What the greens spend their money on
Jan 23, 2012
Bishop Hill in Climate: Sceptics, Climate: Ward, FOI

Leo Hickman reports that a group called the Request Initiative is pursuing an FOI request against the Charities Commission, trying to force them to release details of who is funding GWPF.

Request Initiative is an organisation that places FOI requests on behalf of charities and NGOs. It is run by a chap called Brendan Montague who, by strange coincindence, came to interview me in at the end of 2010, on the first anniversary of Climategate. At that point he explained that he was a freelance journalist and was writing a story about the Climategate anniversary. Strangely, nothing ever appeared. I therefore note with interest that he placed his first FOI request to the Charities Commission about GWPF in 2010. I wonder if the "freelance journalist" bit was therefore not entirely true. I can't remember whether we discussed GWPF and its funding at all but I wouldn't have been able to tell him anything about it anyway. My recollection is that we talked mainly about Climategate.
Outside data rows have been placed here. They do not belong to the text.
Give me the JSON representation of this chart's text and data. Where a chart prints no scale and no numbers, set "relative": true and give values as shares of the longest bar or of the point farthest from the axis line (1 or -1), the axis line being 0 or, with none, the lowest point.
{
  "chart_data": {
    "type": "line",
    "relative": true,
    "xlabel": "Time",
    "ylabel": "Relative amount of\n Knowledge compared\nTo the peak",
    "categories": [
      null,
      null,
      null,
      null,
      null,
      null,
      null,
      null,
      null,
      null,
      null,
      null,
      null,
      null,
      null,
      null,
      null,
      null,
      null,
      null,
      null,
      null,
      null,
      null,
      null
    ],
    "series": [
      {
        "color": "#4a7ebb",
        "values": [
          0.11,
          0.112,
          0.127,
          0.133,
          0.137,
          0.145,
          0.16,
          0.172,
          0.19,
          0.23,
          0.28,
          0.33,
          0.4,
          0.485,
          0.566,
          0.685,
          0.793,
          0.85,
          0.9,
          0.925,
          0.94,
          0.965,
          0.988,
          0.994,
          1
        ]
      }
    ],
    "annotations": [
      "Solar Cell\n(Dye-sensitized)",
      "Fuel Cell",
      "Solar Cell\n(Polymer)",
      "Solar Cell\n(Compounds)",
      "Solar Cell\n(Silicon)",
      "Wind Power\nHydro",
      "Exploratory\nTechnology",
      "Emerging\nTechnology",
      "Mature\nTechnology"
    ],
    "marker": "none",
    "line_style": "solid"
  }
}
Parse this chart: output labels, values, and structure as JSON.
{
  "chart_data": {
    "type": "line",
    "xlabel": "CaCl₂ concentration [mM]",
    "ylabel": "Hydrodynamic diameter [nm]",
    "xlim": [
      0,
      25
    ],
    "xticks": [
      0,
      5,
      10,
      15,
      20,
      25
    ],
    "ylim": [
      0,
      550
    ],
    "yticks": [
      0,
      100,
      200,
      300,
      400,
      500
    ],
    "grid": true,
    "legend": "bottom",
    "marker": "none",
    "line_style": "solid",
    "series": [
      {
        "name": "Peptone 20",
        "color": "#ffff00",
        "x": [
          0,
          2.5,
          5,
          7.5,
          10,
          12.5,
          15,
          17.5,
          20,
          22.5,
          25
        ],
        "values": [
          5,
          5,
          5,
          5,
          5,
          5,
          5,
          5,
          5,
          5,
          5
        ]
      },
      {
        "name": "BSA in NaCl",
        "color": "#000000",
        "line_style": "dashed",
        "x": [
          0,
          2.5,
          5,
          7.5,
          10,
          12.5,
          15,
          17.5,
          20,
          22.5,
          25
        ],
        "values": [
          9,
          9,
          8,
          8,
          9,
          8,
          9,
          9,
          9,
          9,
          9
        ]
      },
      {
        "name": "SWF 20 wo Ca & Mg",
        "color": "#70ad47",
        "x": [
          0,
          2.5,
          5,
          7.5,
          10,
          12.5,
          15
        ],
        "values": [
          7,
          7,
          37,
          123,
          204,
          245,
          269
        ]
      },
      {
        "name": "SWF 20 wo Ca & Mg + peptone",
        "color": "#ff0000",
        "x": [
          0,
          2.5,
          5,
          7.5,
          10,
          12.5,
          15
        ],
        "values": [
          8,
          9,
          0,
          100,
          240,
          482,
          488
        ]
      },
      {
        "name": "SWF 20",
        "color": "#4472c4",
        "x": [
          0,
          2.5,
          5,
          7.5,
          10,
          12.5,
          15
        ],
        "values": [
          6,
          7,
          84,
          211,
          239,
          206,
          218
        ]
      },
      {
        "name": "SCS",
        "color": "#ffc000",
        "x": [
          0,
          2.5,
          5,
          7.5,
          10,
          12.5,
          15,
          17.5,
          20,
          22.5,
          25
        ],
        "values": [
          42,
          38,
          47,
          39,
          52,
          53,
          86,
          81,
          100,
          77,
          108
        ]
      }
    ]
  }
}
In passing, I note that the use of an intermediary such as Request Initiative essentially conceals the identity of the requester. I wonder which NGO is so bashful about its activities? When I chanced upon the original FOI request on the web, I asked Bob Ward - the most obvious source - if he was involved. He appeared to be very reticent about replying but eventually said that he had nothing to do with it.
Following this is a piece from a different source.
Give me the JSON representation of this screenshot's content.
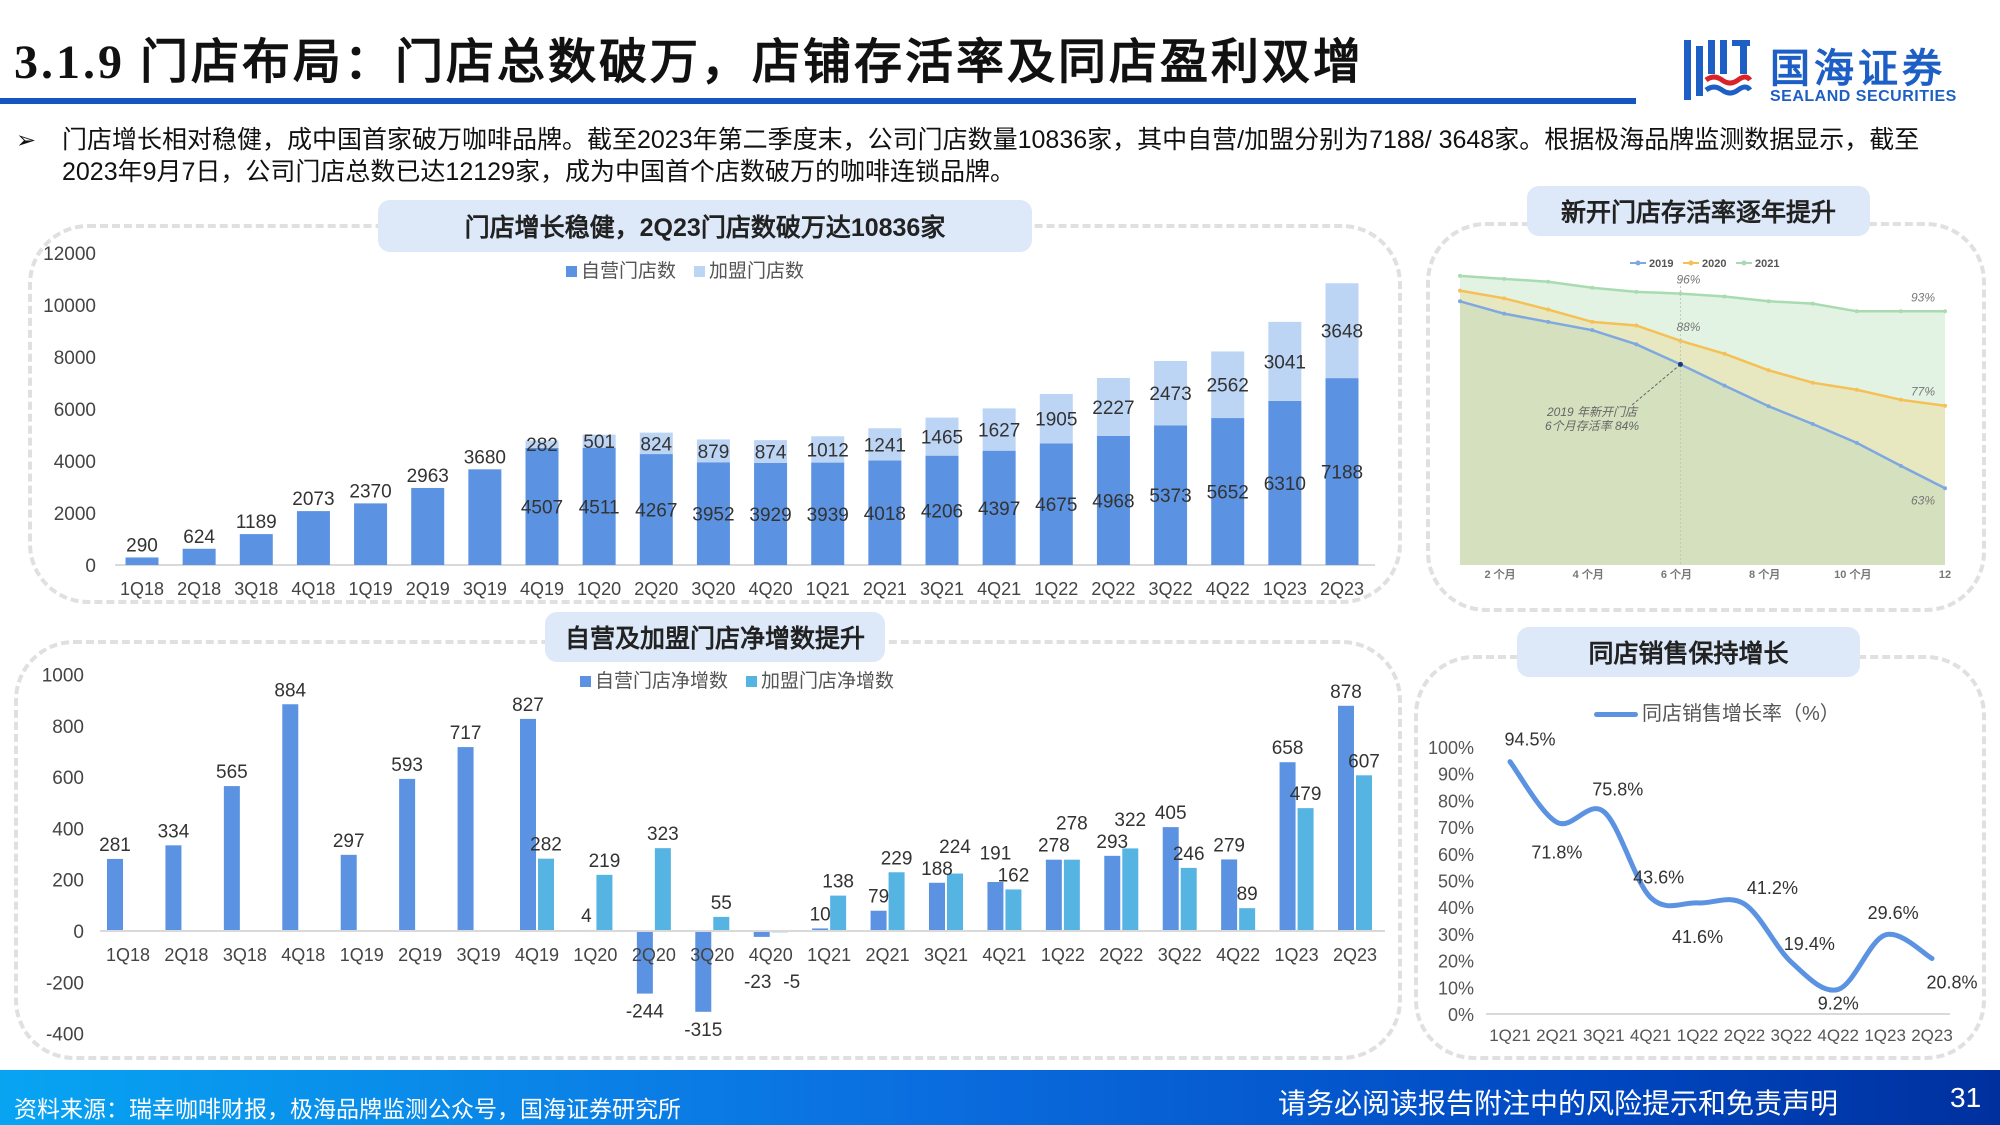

As for the FOI request, it has now apparently worked its way up to the Information Tribunal. I can't see that it will meet with any success there. I'm no expert in the DPA, but I can't see an argument that there is a public interest in disclosing donors' names because GWPF are a bunch of liars (or word to that effect) meeting with much success. In fact I would have thought that GWPF the Charities Commission would have a good case to ask for their costs to be paid.